A reporter from the newspaper wanted to know how much time do students spent on homework in a typical week, so he passes out questionnaires to students in a grade 9 English class, an art class, and a grade 12 math class. After some time, he then collects them. So is this biased or not?
• This would be biased as it is not a random sample of all students.If he went to all kinds of schools and handed out surveys at random it would be an unbiased survey.
• Perhaps scenarios 1-3 could be mixed up a little? They are identical to the worked example from a previous video on sample bias so I find I'm just parroting back the answers rather than actually having my knowledge tested.
• what is convenience sampling?
• Convenience sampling is given away by its name. It is when the sample you chose is the most convenient for you to sample.
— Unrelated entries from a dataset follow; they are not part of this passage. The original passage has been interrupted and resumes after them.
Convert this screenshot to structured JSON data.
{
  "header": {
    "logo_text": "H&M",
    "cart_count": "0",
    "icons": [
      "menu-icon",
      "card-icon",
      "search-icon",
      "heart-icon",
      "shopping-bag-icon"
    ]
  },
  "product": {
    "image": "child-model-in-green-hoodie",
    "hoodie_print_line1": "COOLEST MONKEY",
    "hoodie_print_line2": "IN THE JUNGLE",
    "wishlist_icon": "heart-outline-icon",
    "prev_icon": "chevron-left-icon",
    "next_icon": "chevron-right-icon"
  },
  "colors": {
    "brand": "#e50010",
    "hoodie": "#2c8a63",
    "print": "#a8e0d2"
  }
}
For example I could conduct a study about overall satisfaction of any online learning program. I could use a sample of only people on Khan Academy learning statistics. That sample is convenient to me because I am on Khan Academy learning statistics. However that does not reflect overall satisfaction of any online learning program, it only shows us the satisfaction for people learning stats on Khan.
• Is there a book that I can read for deep study of statistics?
• Aren't these questions supposed to test our knowlege of the subject? these are all either common sense or in the video.
• what is the purpose of all this as far weather the questions are bias or not.
• I disagree with Scenario 4's direction of bias. When the senator is polling people who are still using listed landlines, they are likely avoiding using mobile devices intentionally. Those of us who use mobile devices are generally less concerned with internet safety than those who avoid devices with internet access like mobile phones. Can someone explain what I'm missing here? I just think the bias is actually showing an overestimation of the population's view of internet safety.
(1 vote)
• From the author:Hi! Scenario 4 says, "She conducted a poll by calling people using random digit dialing, where computers randomly generate phone numbers so unlisted and mobile numbers can still be reached."

That means the sample included folks who use landlines and mobile devices. The big issue here is that they tried calling over 1000 phone numbers and most people didn't answer. It's likely that the folks who didn't answer a call from a strange phone number are more concerned about privacy than the 100 people who did answer the call.

So if this survey finds that 46% of the 100 respondents are concerned about internet privacy, I'd bet that's an underestimate since the group who didn't answer might care about privacy more in general.